Allerdings fiel ihr jetzt ein, dass Leena ihr schon als Kind untersagt hatte, mit offenen Haaren den Wagen zu verlassen. Und schon immer trug sie den dicken Zopf und das Kopftuch. Das Haar zu verbergen, das sie von den anderen Frauen unterschied, war ihr zur Selbstverständlichkeit geworden. Sie hatte es anfangs getan, weil Leena darauf bestand, später, weil sie auf diese Weise mehr wie eine Tamara aussah.
War das, was sie für mütterliche Sorge gehalten hatte, in Wirklichkeit der Versuch, das Mal zu verdecken? Großmutter Rupa war eine unbestechliche und weise Frau, die mehr als andere wusste. Was hatte sie Sizma tatsächlich erzählt? Und was verbarg Leena noch immer vor ihr?
Eine schwarze Krähe war auf dem Fenstersims unter dem halbrunden Steinbogen gelandet und tappte wippend auf und ab.
»Der Todesvogel.
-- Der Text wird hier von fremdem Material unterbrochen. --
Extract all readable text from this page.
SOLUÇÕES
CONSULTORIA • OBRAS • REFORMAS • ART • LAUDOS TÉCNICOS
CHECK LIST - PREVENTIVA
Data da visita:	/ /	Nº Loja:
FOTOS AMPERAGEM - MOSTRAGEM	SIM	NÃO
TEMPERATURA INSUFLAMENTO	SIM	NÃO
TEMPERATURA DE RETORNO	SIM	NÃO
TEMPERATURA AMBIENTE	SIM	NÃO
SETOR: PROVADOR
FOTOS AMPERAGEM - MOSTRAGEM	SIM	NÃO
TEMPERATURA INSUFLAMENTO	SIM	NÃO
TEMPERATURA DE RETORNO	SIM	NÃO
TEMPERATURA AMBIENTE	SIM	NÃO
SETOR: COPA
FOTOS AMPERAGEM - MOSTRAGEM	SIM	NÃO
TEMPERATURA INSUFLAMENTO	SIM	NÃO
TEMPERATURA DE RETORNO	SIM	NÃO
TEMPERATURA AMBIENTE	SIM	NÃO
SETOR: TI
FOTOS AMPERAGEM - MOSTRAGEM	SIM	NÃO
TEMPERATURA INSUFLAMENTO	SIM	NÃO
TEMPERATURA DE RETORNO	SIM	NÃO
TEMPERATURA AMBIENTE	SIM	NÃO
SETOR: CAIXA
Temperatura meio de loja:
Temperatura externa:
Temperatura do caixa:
Da ist er schon.« Mit Wangen, so bleich wie die Mauern der Kammer, zerrte Sizma jetzt fieberhaft an ihrer Fessel. »Großmutter hat es in den Karten gelesen. Du bringst unserer Sippe den Tod.«
Nur mit Mühe bewahrte Aliza die Fassung. Ihr Herz raste und die Kammer verschwamm vor ihren Augen.
Die Krähe blinzelte die Schwestern rundäugig an, ehe sie die Flügel ausbreitete und krächzend das Weite suchte.
Das bedrückende Gefühl, am Ende eines Weges angelangt zu sein, ließ Aliza in sich zusammensinken. War es wirklich erst zwei Tage her, dass sie sich danach gesehnt hatte, hinter festen Mauern zu leben?
Sizma kämpfte indessen mit ihren Fesseln, ohne darauf zu achten, dass sie sich und Aliza die Haut aufriss. Blut rötete die Hanffasern. Da sie insgesamt schmaler und zierlicher als Aliza war, gelang es ihr tatsächlich, unter Mühen ein Handgelenk zu befreien und das andere aus der losen Schlinge zu ziehen. Mit einem Aufschrei riss sie die Hände nach vorn und wischte sich Schmutz und Tränenspuren von den Wangen.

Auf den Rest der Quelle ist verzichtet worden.